Warner hizo dos versiones de la película: ninguna pasó el corte de prueba en las sesiones previas con el público

El resultado no fue especialmente alentador. Ambas versiones obtuvieron valoraciones inferiores a aquella que había conseguido las mejores respuestas en las pruebas anteriores. Finalmente, el montaje impulsado por el estudio logró una puntuación ligeramente superior y fue el que terminó llegando a los cines.

Eso no significa que existieran dos películas completamente distintas de Supergirl, pero sí refleja hasta qué punto el proyecto atravesó una etapa complicada durante su postproducción. Y, según la información publicada, Gillespie habría encontrado numerosos obstáculos cada vez que consideraba necesario introducir nuevos elementos o realizar determinados cambios.

A estas alturas, poco importa ya cuál de las dos visiones era la correcta. La película está en los cines y su recorrido comercial parece prácticamente sentenciado. Lo verdaderamente preocupante para DC es que Supergirl debía funcionar como una pieza importante dentro de la nueva etapa del universo de superhéroes de James Gunn.

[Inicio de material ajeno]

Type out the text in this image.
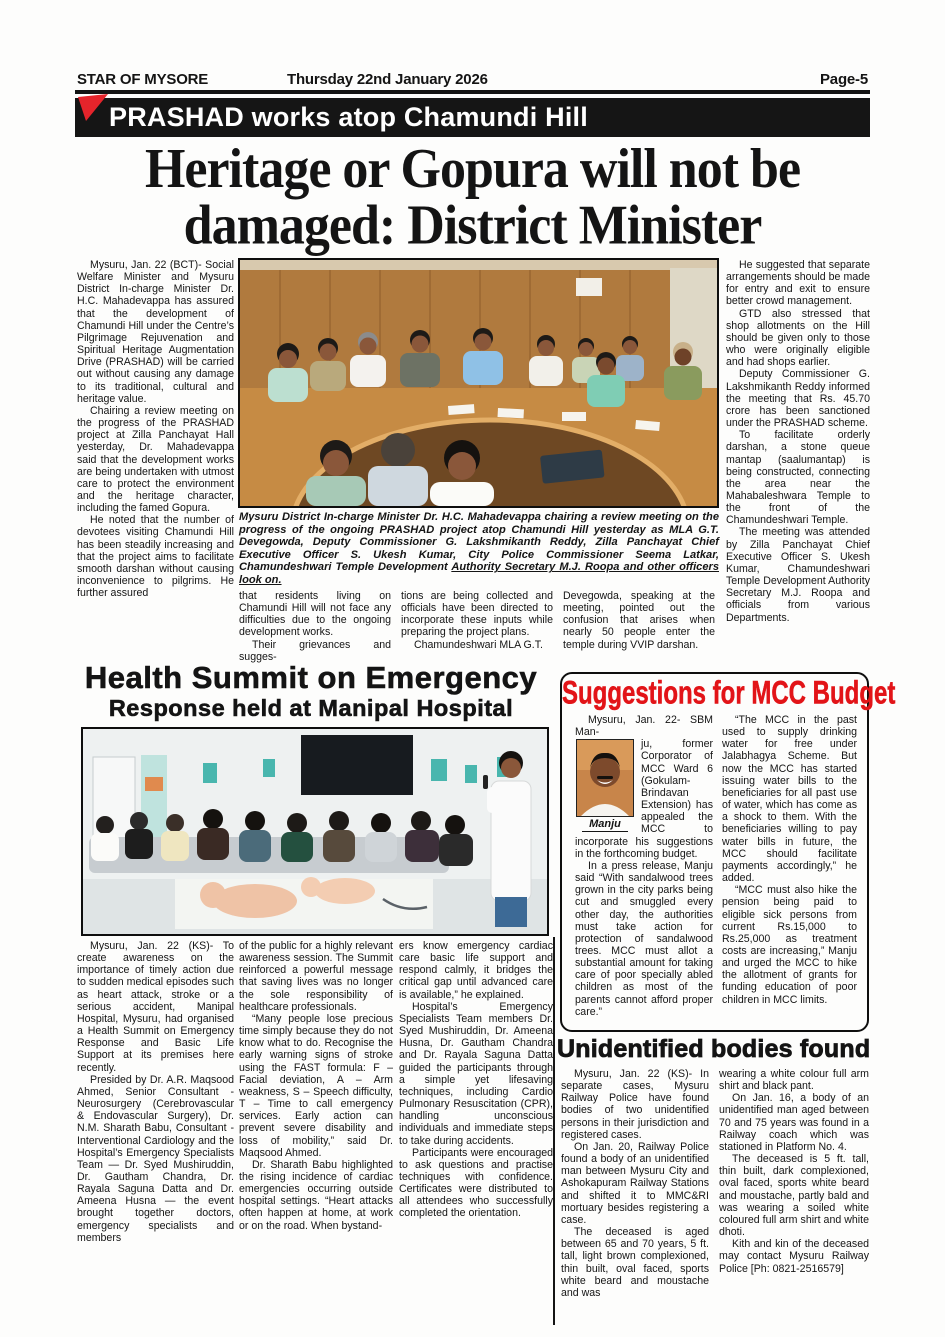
STAR OF MYSORE	Thursday 22nd January 2026	Page-5
PRASHAD works atop Chamundi Hill
Heritage or Gopura will not be
damaged: District Minister

Mysuru, Jan. 22 (BCT)- Social Welfare Minister and Mysuru District In-charge Minister Dr. H.C. Mahadevappa has assured that the development of Chamundi Hill under the Centre’s Pilgrimage Rejuvenation and Spiritual Heritage Augmentation Drive (PRASHAD) will be carried out without causing any damage to its traditional, cultural and heritage value.

Chairing a review meeting on the progress of the PRASHAD project at Zilla Panchayat Hall yesterday, Dr. Mahadevappa said that the development works are being undertaken with utmost care to protect the environment and the heritage character, including the famed Gopura.

He noted that the number of devotees visiting Chamundi Hill has been steadily increasing and that the project aims to facilitate smooth darshan without causing inconvenience to pilgrims. He further assured

He suggested that separate arrangements should be made for entry and exit to ensure better crowd management.

GTD also stressed that shop allotments on the Hill should be given only to those who were originally eligible and had shops earlier.

Deputy Commissioner G. Lakshmikanth Reddy informed the meeting that Rs. 45.70 crore has been sanctioned under the PRASHAD scheme.

To facilitate orderly darshan, a stone queue mantap (saalumantap) is being constructed, connecting the area near the Mahabaleshwara Temple to the front of the Chamundeshwari Temple.

The meeting was attended by Zilla Panchayat Chief Executive Officer S. Ukesh Kumar, Chamundeshwari Temple Development Authority Secretary M.J. Roopa and officials from various Departments.

Mysuru District In-charge Minister Dr. H.C. Mahadevappa chairing a review meeting on the progress of the ongoing PRASHAD project atop Chamundi Hill yesterday as MLA G.T. Devegowda, Deputy Commissioner G. Lakshmikanth Reddy, Zilla Panchayat Chief Executive Officer S. Ukesh Kumar, City Police Commissioner Seema Latkar, Chamundeshwari Temple Development Authority Secretary M.J. Roopa and other officers look on.

that residents living on Chamundi Hill will not face any difficulties due to the ongoing development works.

Their grievances and sugges-

tions are being collected and officials have been directed to incorporate these inputs while preparing the project plans.

Chamundeshwari MLA G.T.

Devegowda, speaking at the meeting, pointed out the confusion that arises when nearly 50 people enter the temple during VVIP darshan.

Health Summit on Emergency
Response held at Manipal Hospital

Mysuru, Jan. 22 (KS)- To create awareness on the importance of timely action due to sudden medical episodes such as heart attack, stroke or a serious accident, Manipal Hospital, Mysuru, had organised a Health Summit on Emergency Response and Basic Life Support at its premises here recently.

Presided by Dr. A.R. Maqsood Ahmed, Senior Consultant - Neurosurgery (Cerebrovascular & Endovascular Surgery), Dr. N.M. Sharath Babu, Consultant - Interventional Cardiology and the Hospital’s Emergency Specialists Team — Dr. Syed Mushiruddin, Dr. Gautham Chandra, Dr. Rayala Saguna Datta and Dr. Ameena Husna — the event brought together doctors, emergency specialists and members

of the public for a highly relevant awareness session. The Summit reinforced a powerful message that saving lives was no longer the sole responsibility of healthcare professionals.

“Many people lose precious time simply because they do not know what to do. Recognise the early warning signs of stroke using the FAST formula: F – Facial deviation, A – Arm weakness, S – Speech difficulty, T – Time to call emergency services. Early action can prevent severe disability and loss of mobility,” said Dr. Maqsood Ahmed.

Dr. Sharath Babu highlighted the rising incidence of cardiac emergencies occurring outside hospital settings. “Heart attacks often happen at home, at work or on the road. When bystand-

ers know emergency cardiac care basic life support and respond calmly, it bridges the critical gap until advanced care is available,” he explained.

Hospital’s Emergency Specialists Team members Dr. Syed Mushiruddin, Dr. Ameena Husna, Dr. Gautham Chandra and Dr. Rayala Saguna Datta guided the participants through a simple yet lifesaving techniques, including Cardio Pulmonary Resuscitation (CPR), handling unconscious individuals and immediate steps to take during accidents.

Participants were encouraged to ask questions and practise techniques with confidence. Certificates were distributed to all attendees who successfully completed the orientation.

Suggestions for MCC Budget

Mysuru, Jan. 22- SBM Man-

Manju

ju, former Corporator of MCC Ward 6 (Gokulam-Brindavan Extension) has appealed the MCC to incorporate his suggestions in the forthcoming budget.

In a press release, Manju said “With sandalwood trees grown in the city parks being cut and smuggled every other day, the authorities must take action for protection of sandalwood trees. MCC must allot a substantial amount for taking care of poor specially abled children as most of the parents cannot afford proper care.”

“The MCC in the past used to supply drinking water for free under Jalabhagya Scheme. But now the MCC has started issuing water bills to the beneficiaries for all past use of water, which has come as a shock to them. With the beneficiaries willing to pay water bills in future, the MCC should facilitate payments accordingly,” he added.

“MCC must also hike the pension being paid to eligible sick persons from current Rs.15,000 to Rs.25,000 as treatment costs are increasing,” Manju and urged the MCC to hike the allotment of grants for funding education of poor children in MCC limits.

Unidentified bodies found

Mysuru, Jan. 22 (KS)- In separate cases, Mysuru Railway Police have found bodies of two unidentified persons in their jurisdiction and registered cases.

On Jan. 20, Railway Police found a body of an unidentified man between Mysuru City and Ashokapuram Railway Stations and shifted it to MMC&RI mortuary besides registering a case.

The deceased is aged between 65 and 70 years, 5 ft. tall, light brown complexioned, thin built, oval faced, sports white beard and moustache and was

wearing a white colour full arm shirt and black pant.

On Jan. 16, a body of an unidentified man aged between 70 and 75 years was found in a Railway coach which was stationed in Platform No. 4.

The deceased is 5 ft. tall, thin built, dark complexioned, oval faced, sports white beard and moustache, partly bald and was wearing a soiled white coloured full arm shirt and white dhoti.

Kith and kin of the deceased may contact Mysuru Railway Police [Ph: 0821-2516579]
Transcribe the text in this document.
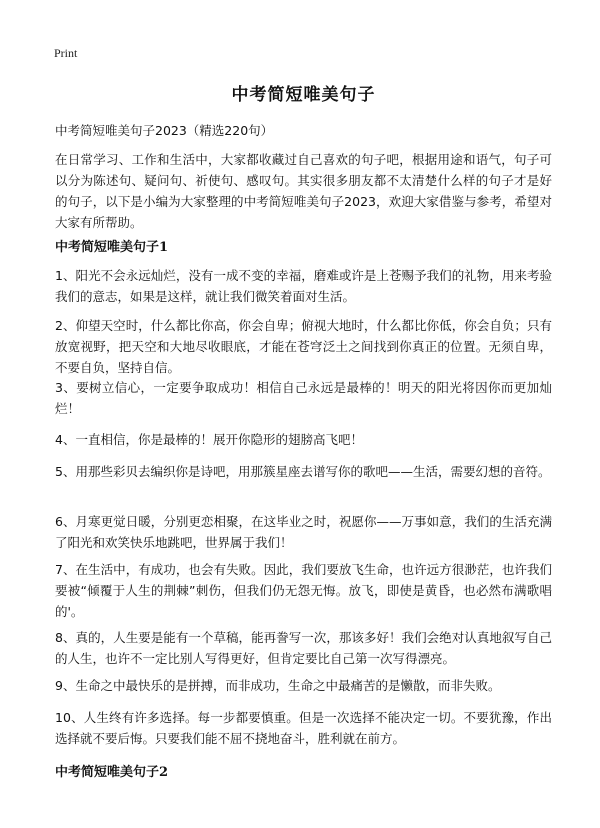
Print
中考简短唯美句子

中考简短唯美句子2023（精选220句）

在日常学习、工作和生活中，大家都收藏过自己喜欢的句子吧，根据用途和语气，句子可以分为陈述句、疑问句、祈使句、感叹句。其实很多朋友都不太清楚什么样的句子才是好的句子，以下是小编为大家整理的中考简短唯美句子2023，欢迎大家借鉴与参考，希望对大家有所帮助。

中考简短唯美句子1

1、阳光不会永远灿烂，没有一成不变的幸福，磨难或许是上苍赐予我们的礼物，用来考验我们的意志，如果是这样，就让我们微笑着面对生活。

2、仰望天空时，什么都比你高，你会自卑；俯视大地时，什么都比你低，你会自负；只有放宽视野，把天空和大地尽收眼底，才能在苍穹泛土之间找到你真正的位置。无须自卑，不要自负，坚持自信。

3、要树立信心，一定要争取成功！相信自己永远是最棒的！明天的阳光将因你而更加灿烂！

4、一直相信，你是最棒的！展开你隐形的翅膀高飞吧！

5、用那些彩贝去编织你是诗吧，用那簇星座去谱写你的歌吧——生活，需要幻想的音符。

6、月寒更觉日暖，分别更恋相聚，在这毕业之时，祝愿你——万事如意，我们的生活充满了阳光和欢笑快乐地跳吧，世界属于我们！

7、在生活中，有成功，也会有失败。因此，我们要放飞生命，也许远方很渺茫，也许我们要被“倾覆于人生的荆棘”刺伤，但我们仍无怨无悔。放飞，即使是黄昏，也必然布满歌唱的'。

8、真的，人生要是能有一个草稿，能再誊写一次，那该多好！我们会绝对认真地叙写自己的人生，也许不一定比别人写得更好，但肯定要比自己第一次写得漂亮。

9、生命之中最快乐的是拼搏，而非成功，生命之中最痛苦的是懒散，而非失败。

10、人生终有许多选择。每一步都要慎重。但是一次选择不能决定一切。不要犹豫，作出选择就不要后悔。只要我们能不屈不挠地奋斗，胜利就在前方。

中考简短唯美句子2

El fracaso, por tanto, llega en un momento especialmente delicado. DC Studios necesita que sus próximas películas consoliden la confianza del público y demuestren que el reinicio de la franquicia tiene un rumbo claro. Un tropiezo aislado puede asumirse. El problema aparece cuando los fracasos empiezan a convertirse en una tendencia. Y después de lo ocurrido con Supergirl, la presión sobre los próximos proyectos de DC acaba de aumentar considerablemente.